- O orçamento para 2026 foi aprovado pelo Conselho Deliberativo do Corinthians na segunda-feira, com participação de 139 conselheiros; 10 conselheiros manifestaram insatisfação.
- O plano prevê um superávit de R$ 12 milhões para o próximo ano e já recebeu pareceres favoráveis do CORI e do Conselho Fiscal.

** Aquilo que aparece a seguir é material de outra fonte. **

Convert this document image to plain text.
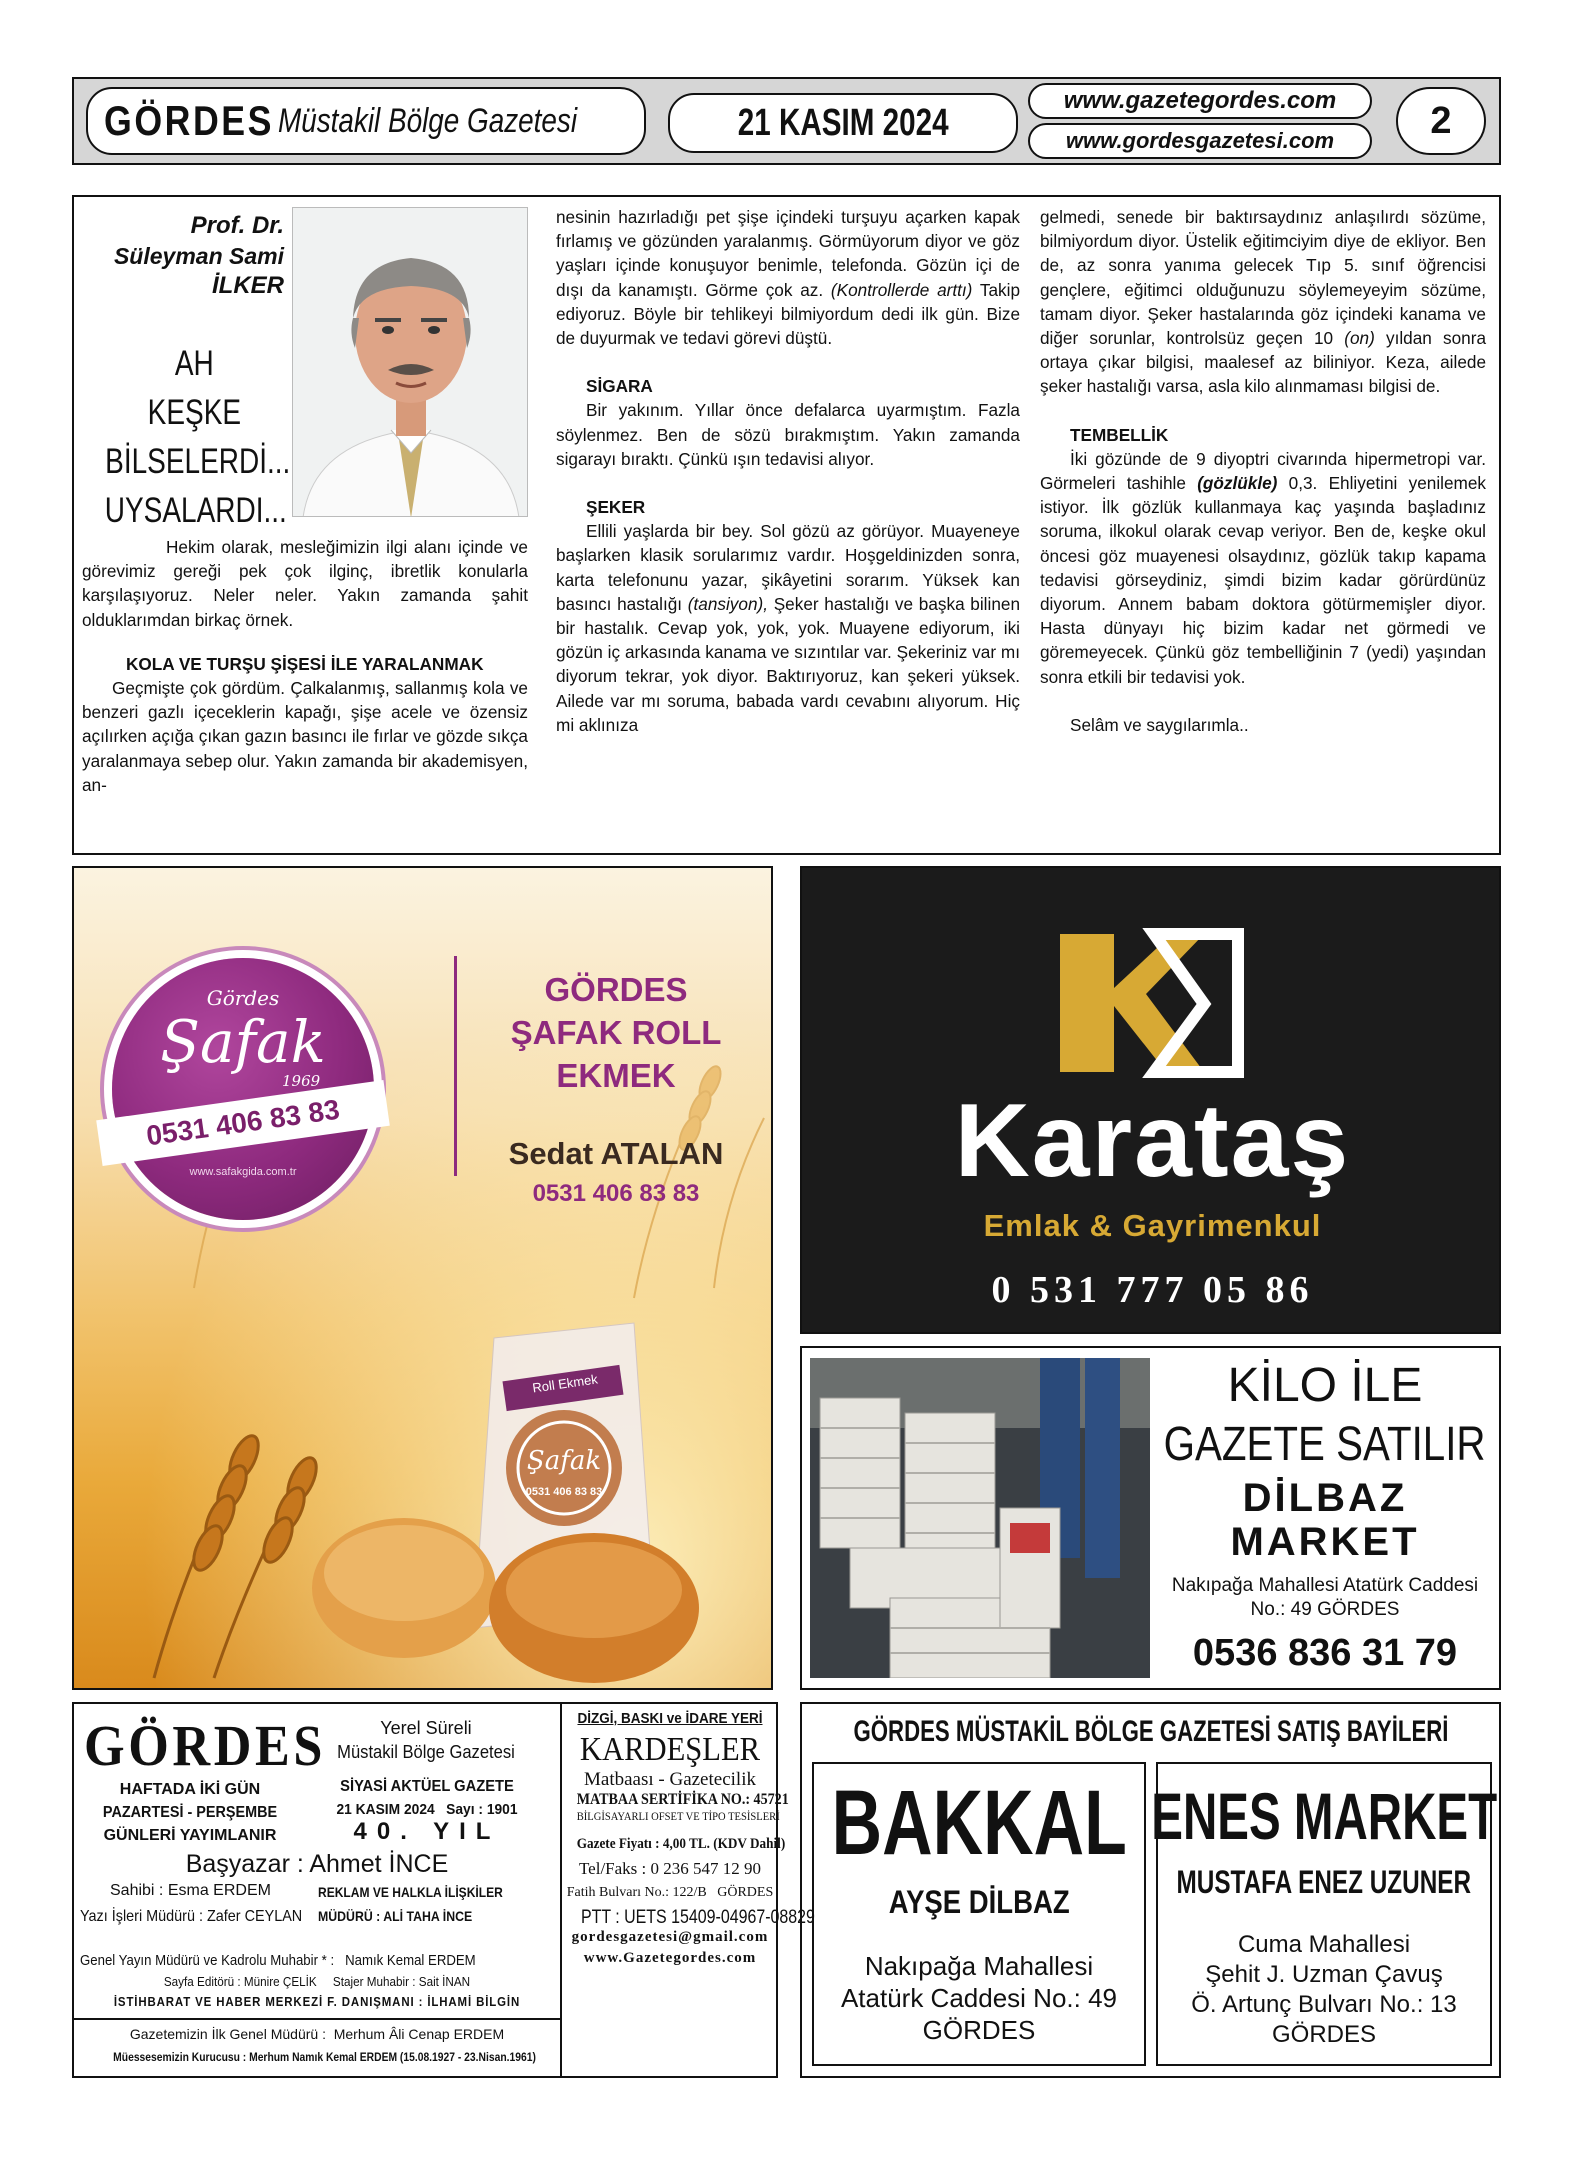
GÖRDES Müstakil Bölge Gazetesi	21 KASIM 2024
www.gazetegordes.com
www.gordesgazetesi.com	2
Prof. Dr.
Süleyman Sami
İLKER
AH
KEŞKE
BİLSELERDİ...
UYSALARDI...

Hekim olarak, mesleğimizin ilgi alanı içinde ve görevimiz gereği pek çok ilginç, ibretlik konularla karşılaşıyoruz. Neler neler. Yakın zamanda şahit olduklarımdan birkaç örnek.

KOLA VE TURŞU ŞİŞESİ İLE YARALANMAK

Geçmişte çok gördüm. Çalkalanmış, sallanmış kola ve benzeri gazlı içeceklerin kapağı, şişe acele ve özensiz açılırken açığa çıkan gazın basıncı ile fırlar ve gözde sıkça yaralanmaya sebep olur. Yakın zamanda bir akademisyen, an-

nesinin hazırladığı pet şişe içindeki turşuyu açarken kapak fırlamış ve gözünden yaralanmış. Görmüyorum diyor ve göz yaşları içinde konuşuyor benimle, telefonda. Gözün içi de dışı da kanamıştı. Görme çok az. (Kontrollerde arttı) Takip ediyoruz. Böyle bir tehlikeyi bilmiyordum dedi ilk gün. Bize de duyurmak ve tedavi görevi düştü.

SİGARA

Bir yakınım. Yıllar önce defalarca uyarmıştım. Fazla söylenmez. Ben de sözü bırakmıştım. Yakın zamanda sigarayı bıraktı. Çünkü ışın tedavisi alıyor.

ŞEKER

Ellili yaşlarda bir bey. Sol gözü az görüyor. Muayeneye başlarken klasik sorularımız vardır. Hoşgeldinizden sonra, karta telefonunu yazar, şikâyetini sorarım. Yüksek kan basıncı hastalığı (tansiyon), Şeker hastalığı ve başka bilinen bir hastalık. Cevap yok, yok, yok. Muayene ediyorum, iki gözün iç arkasında kanama ve sızıntılar var. Şekeriniz var mı diyorum tekrar, yok diyor. Baktırıyoruz, kan şekeri yüksek. Ailede var mı soruma, babada vardı cevabını alıyorum. Hiç mi aklınıza

gelmedi, senede bir baktırsaydınız anlaşılırdı sözüme, bilmiyordum diyor. Üstelik eğitimciyim diye de ekliyor. Ben de, az sonra yanıma gelecek Tıp 5. sınıf öğrencisi gençlere, eğitimci olduğunuzu söylemeyeyim sözüme, tamam diyor. Şeker hastalarında göz içindeki kanama ve diğer sorunlar, kontrolsüz geçen 10 (on) yıldan sonra ortaya çıkar bilgisi, maalesef az biliniyor. Keza, ailede şeker hastalığı varsa, asla kilo alınmaması bilgisi de.

TEMBELLİK

İki gözünde de 9 diyoptri civarında hipermetropi var. Görmeleri tashihle (gözlükle) 0,3. Ehliyetini yenilemek istiyor. İlk gözlük kullanmaya kaç yaşında başladınız soruma, ilkokul olarak cevap veriyor. Ben de, keşke okul öncesi göz muayenesi olsaydınız, gözlük takıp kapama tedavisi görseydiniz, şimdi bizim kadar görürdünüz diyorum. Annem babam doktora götürmemişler diyor. Hasta dünyayı hiç bizim kadar net görmedi ve göremeyecek. Çünkü göz tembelliğinin 7 (yedi) yaşından sonra etkili bir tedavisi yok.

Selâm ve saygılarımla..

Gördes
Şafak
1969
0531 406 83 83
www.safakgida.com.tr
GÖRDES
ŞAFAK ROLL
EKMEK
Sedat ATALAN
0531 406 83 83
Roll Ekmek
Şafak
0531 406 83 83
Karataş
Emlak & Gayrimenkul
0 531 777 05 86
KİLO İLE
GAZETE SATILIR
DİLBAZ
MARKET
Nakıpağa Mahallesi Atatürk Caddesi No.: 49 GÖRDES
0536 836 31 79
GÖRDES	Yerel Süreli
Müstakil Bölge Gazetesi
HAFTADA İKİ GÜN
PAZARTESİ - PERŞEMBE
GÜNLERİ YAYIMLANIR
SİYASİ AKTÜEL GAZETE
21 KASIM 2024   Sayı : 1901
40. YIL
Başyazar : Ahmet İNCE
Sahibi : Esma ERDEM	REKLAM VE HALKLA İLİŞKİLER
Yazı İşleri Müdürü : Zafer CEYLAN MÜDÜRÜ : ALİ TAHA İNCE
Genel Yayın Müdürü ve Kadrolu Muhabir * :   Namık Kemal ERDEM
Sayfa Editörü : Münire ÇELİK     Stajer Muhabir : Sait İNAN
İSTİHBARAT VE HABER MERKEZİ F. DANIŞMANI : İLHAMİ BİLGİN
Gazetemizin İlk Genel Müdürü :  Merhum Âli Cenap ERDEM
Müessesemizin Kurucusu : Merhum Namık Kemal ERDEM (15.08.1927 - 23.Nisan.1961)
DİZGİ, BASKI ve İDARE YERİ
KARDEŞLER
Matbaası - Gazetecilik
MATBAA SERTİFİKA NO.: 45721
BİLGİSAYARLI OFSET VE TİPO TESİSLERİ
Gazete Fiyatı : 4,00 TL. (KDV Dahil)
Tel/Faks : 0 236 547 12 90
Fatih Bulvarı No.: 122/B   GÖRDES
PTT : UETS 15409-04967-08829
gordesgazetesi@gmail.com
www.Gazetegordes.com
GÖRDES MÜSTAKİL BÖLGE GAZETESİ SATIŞ BAYİLERİ
BAKKAL
AYŞE DİLBAZ
Nakıpağa Mahallesi
Atatürk Caddesi No.: 49
GÖRDES
ENES MARKET
MUSTAFA ENEZ UZUNER
Cuma Mahallesi
Şehit J. Uzman Çavuş
Ö. Artunç Bulvarı No.: 13
GÖRDES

- A principal estratégia é reduzir a folha salarial, passando de R$ 505 milhões em 2025 para cerca de R$ 410 milhões em 2026 (≈ 19%).
- No futebol profissional, a folha deve cair de R$ 435 milhões para cerca de R$ 354 milhões (economia próxima de R$ 6,2 milhões por ano); Talles Magno e Romero não devem permanecer em 2026.
- Fagner e Pedro Raul podem ser negociados, e o orçamento prevê arrecadação de R$ 151 milhões com venda de jogadores na próxima temporada.
Foi aprovado nesta segunda-feira (15) pelo Conselho Deliberativo do Corinthians o orçamento para 2026. A sessão contou com a participação de 139 conselheiros, entre vitalícios e trienais. A meta é apresentar um superávit de R$ 12 milhões para o próximo ano.
Apesar da aprovação, 10 conselheiros registraram insatisfação com a previsão apresentada. O orçamento já tinha parecer favorável do CORI e do Conselho Fiscal, segundo o clube.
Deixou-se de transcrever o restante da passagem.